Le web de Dominique Guebey – Les belles lettres

Page : http://www.dg77.net/pages/passages/andric02.htm


  D o m i n i q u e   G u e b e y    J u n g l e    Les belles lettres

Ivo Andric, Le Pont sur la Drina

Ed. Belfond, traduit du Serbo-Croate par Pascale Delpech

XXI

[…]

Cet été exceptionnellement fécond et radieux grandissait et mûrissait au-dessus des champs et des collines autour de la ville. Le soir, les fenêtres du cercle des officiers, au-dessus de la rivière et à côté du pont, étaient éclairées et grandes ouvertes comme l'été précédent, mais aucun air de piano ou de violon ne s'en échappait. Au milieu de quelques officiers d'âge mûr, le colonel Bauer était assis à sa table, l'air bonasse, souriant, transpirant sous l'effet de la chaleur et du vin rouge.

Sur la kapia, les jeunes gens de la ville chantaient dans la nuit chaude. La fin du mois de juin approchait, et l'on attendait le retour des lycéens et des étudiants, comme chaque été. Par de telles nuits, il semblait que le temps se fût arrêté sur la kapia, et pourtant la vie continuait, bouillonnant sans fin, riche et légère, sans que l'on pût imaginer jusqu'à quand elle durerait et sépanouirait ainsi.

[…]

XXII

[…] Les jeunes gens se précipitaient, depuis la route, pour entrer dans la danse, tandis que les jeunes filles se retenaient et restaient un moment à l'écart à observer la ronde, comme si elles battaient la mesure et attendaient un déclic secret en elles, puis elles entraient soudain dans la danse, les genoux légèrement fléchis et la tête baissée, comme si elles se jetaient avec avidité dans l'eau froide. Une onde puissante passait de la terre chaude aux pieds bondissants, puis elle s'élargissait par l'intermédiaire de la chaîne des mains brûlantes : suspendu à cette chaîne, le kolo trépidait comme un seul être, réchauffé par le même sang, porté par le même rythme.
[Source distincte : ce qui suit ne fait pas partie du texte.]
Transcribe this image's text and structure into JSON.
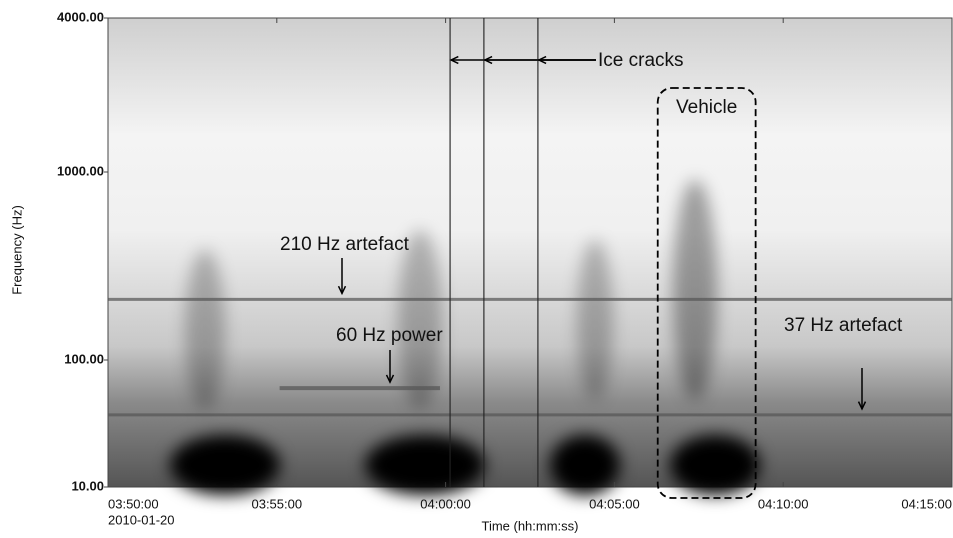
{
  "chart_data": {
    "type": "spectrogram",
    "xlabel": "Time (hh:mm:ss)",
    "ylabel": "Frequency (Hz)",
    "date": "2010-01-20",
    "yscale": "log",
    "ylim": [
      10,
      4000
    ],
    "yticks": [
      {
        "value": 10,
        "label": "10.00"
      },
      {
        "value": 100,
        "label": "100.00"
      },
      {
        "value": 1000,
        "label": "1000.00"
      },
      {
        "value": 4000,
        "label": "4000.00"
      }
    ],
    "xlim": [
      "03:50:00",
      "04:15:00"
    ],
    "xticks": [
      "03:50:00",
      "03:55:00",
      "04:00:00",
      "04:05:00",
      "04:10:00",
      "04:15:00"
    ],
    "tones": [
      {
        "name": "210 Hz artefact",
        "freq": 210,
        "start": "03:50:00",
        "end": "04:15:00"
      },
      {
        "name": "60 Hz power",
        "freq": 60,
        "start": "03:55:05",
        "end": "03:59:50"
      },
      {
        "name": "37 Hz artefact",
        "freq": 37,
        "start": "03:50:00",
        "end": "04:15:00"
      }
    ],
    "cracks": {
      "name": "Ice cracks",
      "times": [
        "04:00:08",
        "04:01:08",
        "04:02:44"
      ]
    },
    "vehicle": {
      "name": "Vehicle",
      "start": "04:06:17",
      "end": "04:09:11"
    }
  }
}
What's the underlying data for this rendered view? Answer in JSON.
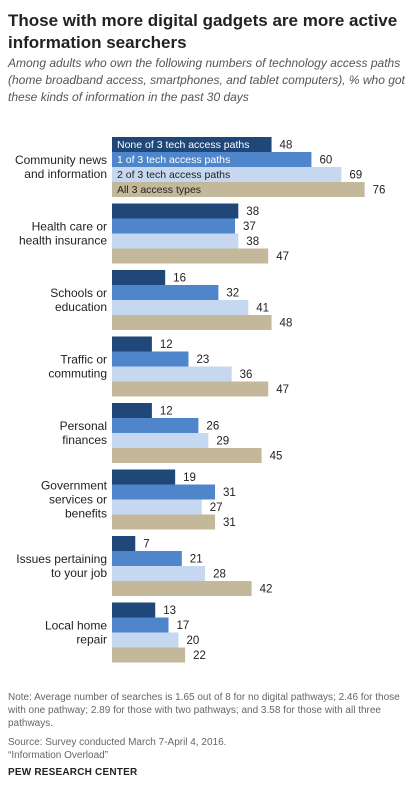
{
  "title": "Those with more digital gadgets are more active information searchers",
  "subtitle": "Among adults who own the following numbers of technology access paths (home broadband access, smartphones, and tablet computers), % who got these kinds of information in the past 30 days",
  "note": "Note: Average number of searches is 1.65 out of 8 for no digital pathways; 2.46 for those with one pathway; 2.89 for those with two pathways; and 3.58 for those with all three pathways.",
  "source": "Source: Survey conducted March 7-April 4, 2016.",
  "report": "“Information Overload”",
  "brand": "PEW RESEARCH CENTER",
  "colors": {
    "none": "#1f4777",
    "one": "#4f86cb",
    "two": "#c6d8ef",
    "all": "#c4b89b"
  },
  "chart_data": {
    "type": "bar",
    "orientation": "horizontal",
    "categories": [
      "Community news and information",
      "Health care or health insurance",
      "Schools or education",
      "Traffic or commuting",
      "Personal finances",
      "Government services or benefits",
      "Issues pertaining to your job",
      "Local home repair"
    ],
    "category_lines": [
      [
        "Community news",
        "and information"
      ],
      [
        "Health care or",
        "health insurance"
      ],
      [
        "Schools or",
        "education"
      ],
      [
        "Traffic or",
        "commuting"
      ],
      [
        "Personal",
        "finances"
      ],
      [
        "Government",
        "services or",
        "benefits"
      ],
      [
        "Issues pertaining",
        "to your job"
      ],
      [
        "Local home",
        "repair"
      ]
    ],
    "series": [
      {
        "name": "None of 3 tech access paths",
        "color_key": "none",
        "values": [
          48,
          38,
          16,
          12,
          12,
          19,
          7,
          13
        ]
      },
      {
        "name": "1 of 3 tech access paths",
        "color_key": "one",
        "values": [
          60,
          37,
          32,
          23,
          26,
          31,
          21,
          17
        ]
      },
      {
        "name": "2 of 3 tech access paths",
        "color_key": "two",
        "values": [
          69,
          38,
          41,
          36,
          29,
          27,
          28,
          20
        ]
      },
      {
        "name": "All 3 access types",
        "color_key": "all",
        "values": [
          76,
          47,
          48,
          47,
          45,
          31,
          42,
          22
        ]
      }
    ],
    "xlim": [
      0,
      80
    ],
    "legend": "inside-bars"
  }
}
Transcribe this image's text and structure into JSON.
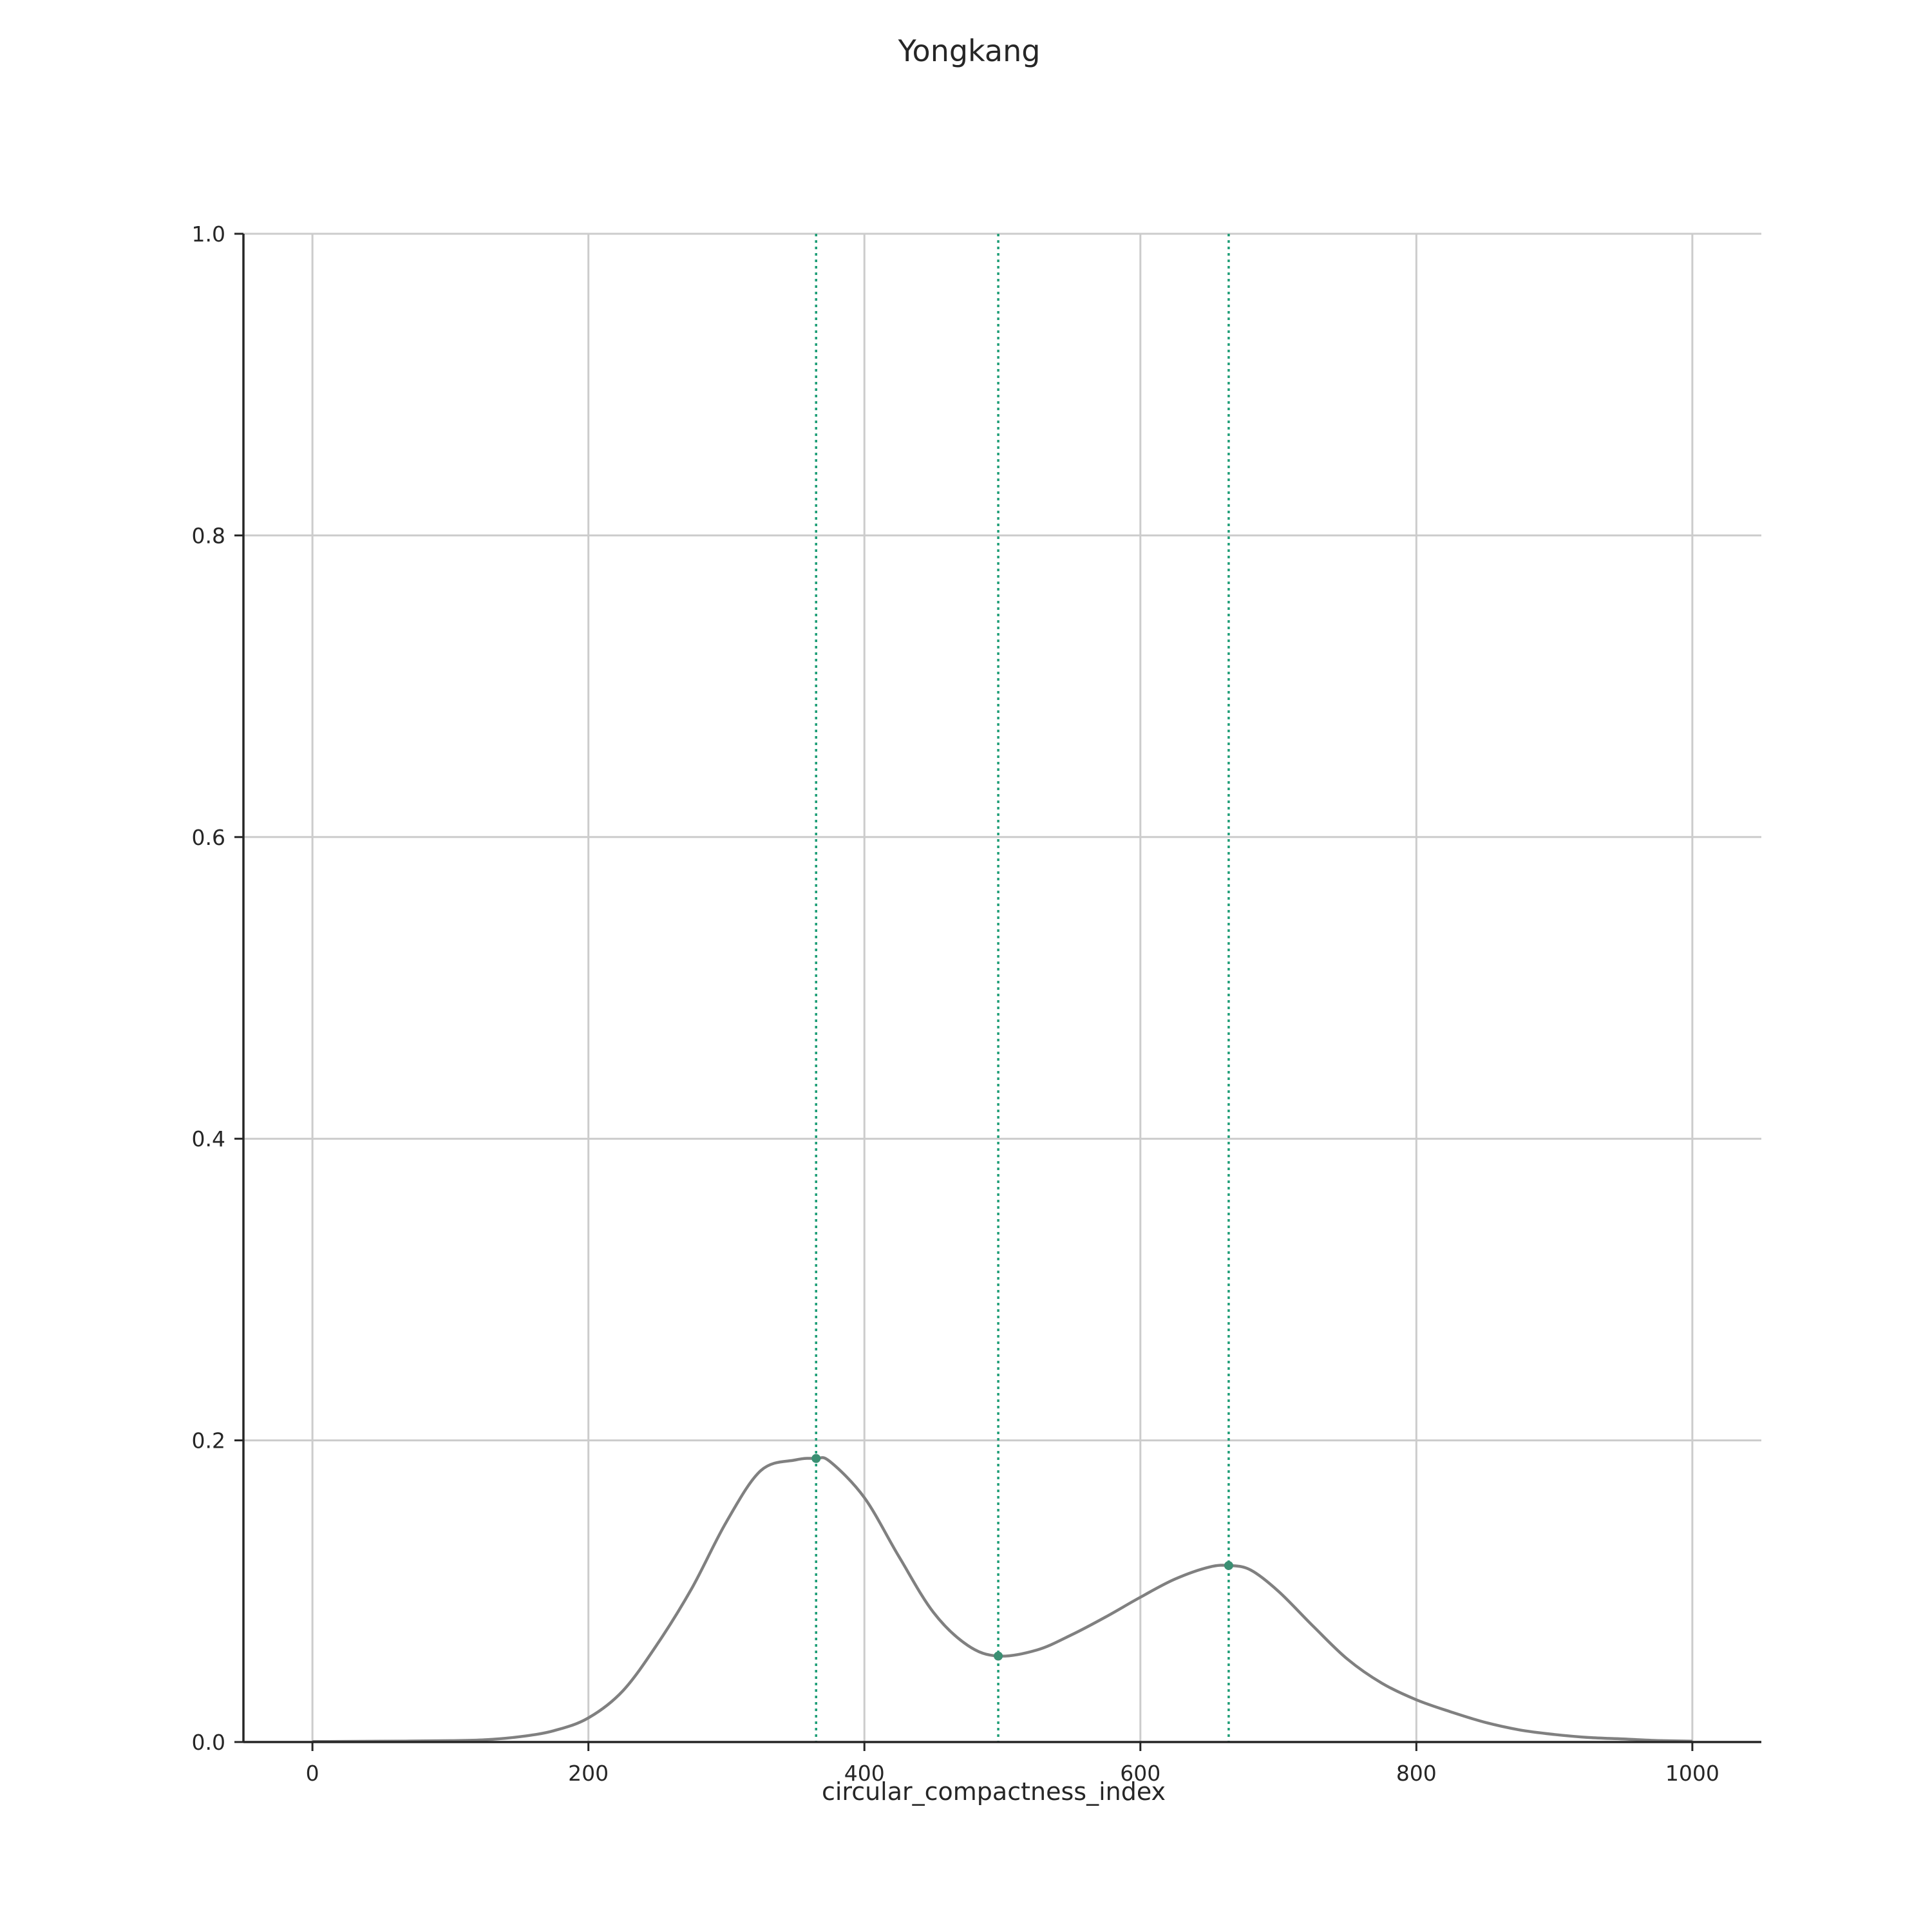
{
  "chart_data": {
    "type": "line",
    "title": "Yongkang",
    "xlabel": "circular_compactness_index",
    "ylabel": "",
    "xlim": [
      -50,
      1050
    ],
    "ylim": [
      0,
      1.0
    ],
    "xticks": [
      0,
      200,
      400,
      600,
      800,
      1000
    ],
    "yticks": [
      0.0,
      0.2,
      0.4,
      0.6,
      0.8,
      1.0
    ],
    "xtick_labels": [
      "0",
      "200",
      "400",
      "600",
      "800",
      "1000"
    ],
    "ytick_labels": [
      "0.0",
      "0.2",
      "0.4",
      "0.6",
      "0.8",
      "1.0"
    ],
    "grid": true,
    "series": [
      {
        "color": "#808080",
        "x": [
          0,
          50,
          100,
          125,
          150,
          175,
          200,
          225,
          250,
          275,
          300,
          325,
          350,
          365,
          375,
          400,
          425,
          450,
          475,
          497,
          525,
          550,
          575,
          600,
          625,
          650,
          665,
          680,
          700,
          725,
          750,
          775,
          800,
          825,
          850,
          875,
          900,
          925,
          950,
          975,
          1000
        ],
        "y": [
          0.0003,
          0.0005,
          0.0009,
          0.0015,
          0.0035,
          0.0075,
          0.016,
          0.034,
          0.065,
          0.102,
          0.146,
          0.18,
          0.187,
          0.188,
          0.186,
          0.162,
          0.123,
          0.086,
          0.064,
          0.057,
          0.061,
          0.071,
          0.083,
          0.096,
          0.108,
          0.116,
          0.117,
          0.114,
          0.1,
          0.077,
          0.055,
          0.039,
          0.028,
          0.02,
          0.013,
          0.008,
          0.005,
          0.003,
          0.002,
          0.001,
          0.0005
        ]
      }
    ],
    "vlines": [
      {
        "x": 365,
        "color": "#1f9e77",
        "style": "dotted"
      },
      {
        "x": 497,
        "color": "#1f9e77",
        "style": "dotted"
      },
      {
        "x": 664,
        "color": "#1f9e77",
        "style": "dotted"
      }
    ],
    "markers": [
      {
        "x": 365,
        "y": 0.188,
        "color": "#3b8f73"
      },
      {
        "x": 497,
        "y": 0.057,
        "color": "#3b8f73"
      },
      {
        "x": 664,
        "y": 0.117,
        "color": "#3b8f73"
      }
    ]
  }
}
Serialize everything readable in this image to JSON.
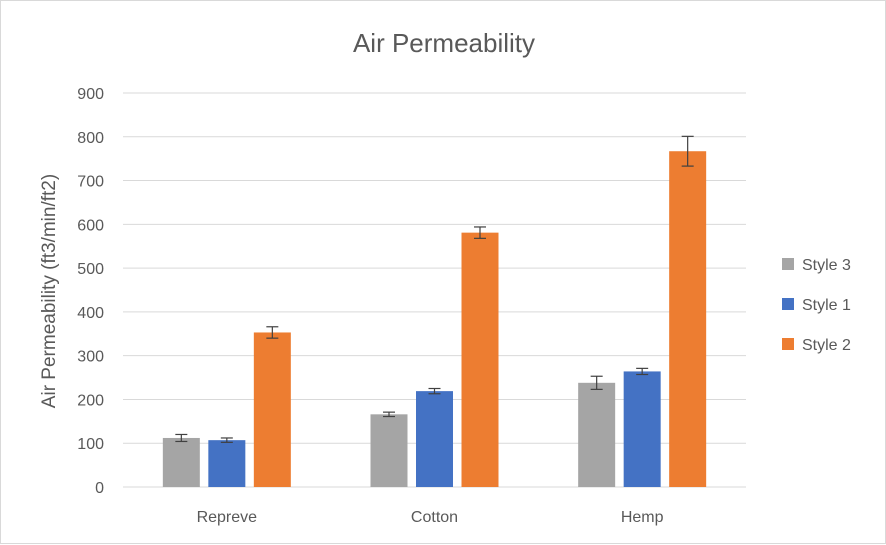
{
  "chart_data": {
    "type": "bar",
    "title": "Air Permeability",
    "xlabel": "",
    "ylabel": "Air Permeability (ft3/min/ft2)",
    "ylim": [
      0,
      900
    ],
    "yticks": [
      0,
      100,
      200,
      300,
      400,
      500,
      600,
      700,
      800,
      900
    ],
    "categories": [
      "Repreve",
      "Cotton",
      "Hemp"
    ],
    "grid": true,
    "legend_position": "right",
    "series": [
      {
        "name": "Style 3",
        "color": "#a5a5a5",
        "values": [
          112,
          166,
          238
        ],
        "errors": [
          8,
          5,
          15
        ]
      },
      {
        "name": "Style 1",
        "color": "#4472c4",
        "values": [
          107,
          219,
          264
        ],
        "errors": [
          5,
          6,
          7
        ]
      },
      {
        "name": "Style 2",
        "color": "#ed7d31",
        "values": [
          353,
          581,
          767
        ],
        "errors": [
          13,
          13,
          34
        ]
      }
    ]
  }
}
Les jeunes gens dansaient la tête renversée en arrière, blêmes, les narines frémissantes, tandis que les jeunes filles, les joues en feu, gardaient timidement les yeux baissés, de peur que leur regard ne trahît la volupté qu'elles trouvaient à danser.

A cet instant, alors que la fête commençait juste, on vit apparaître à la limite du plateau plusieurs gendarmes, leurs uniformes noirs et leurs armes étincelant au soleil de midi. Ils étaient plus nombreux que d'habitude, lorsqu'ils patrouillaient dans les foires et les parties de campagnes. Ils se dirigèrent droit vers les musiciens. L'un après l'autre, avec des sons discordants, les instruments se turent. Le kolo hésita, puis s'arrêta. Des jeunes gens mécontents protestèrent. Tous se tenaient encore par la main. Certains étaient tellement pris par le rythme qu'ils continuaient à sautiller sur place, attendant que les musiciens se remettent à jouer. Mais ceux-ci se levèrent soudain et se mirent à remballer leurs trompettes et leurs violons dans des toiles cirées. Le gendarmes poursuivirent leur chemin vers les tentes et les familles disséminées dans l'herbe. Partout, le brigadier prononçait quelques mots, à voix basse et d'un ton tranchant, et comme sous l'effet d'une formule magique, il faisait instantanément tomber la gaieté, arrêtait la danse, interrompait les conversations. Et dès qu'ils abordaient les gens, ceux-ci lâchaient ce qu'ils étaient en train de faire, changeaient d'attitude, se hâtaient de rassembler leurs affaires et partaient au plus vite. Le kolo des jeunes gens et des jeunes filles fut le dernier à se disperser. Ils n'avaient aucune envie d'arrêter de danser dans l'herbe et n'arrivaient pas à croire que la fête était vraiment finie. Mais devant le visage blême et les yeux injectés de sang du brigadier, même les plus obstinés cédèrent.

Déçus et encore perplexes, les gens revenaient de Mezalin par la route large et blanche, et plus ils pénétraient dans la ville, plus ils percevaient un murmure indéfini et angoissé, des bruits d'attentat, des rumeurs sur l'assassinat de l'archiduc François-Ferdinand et de sa femme, commis le matin même à Sarajevo, et sur la chasse aux Serbes à laquelle on s'attendait de tout côté. Devant le palais, ils rencontrèrent les premiers hommes ligotés, et parmi eux le jeune pope Milan : les gendarmes les emmenaient en prison.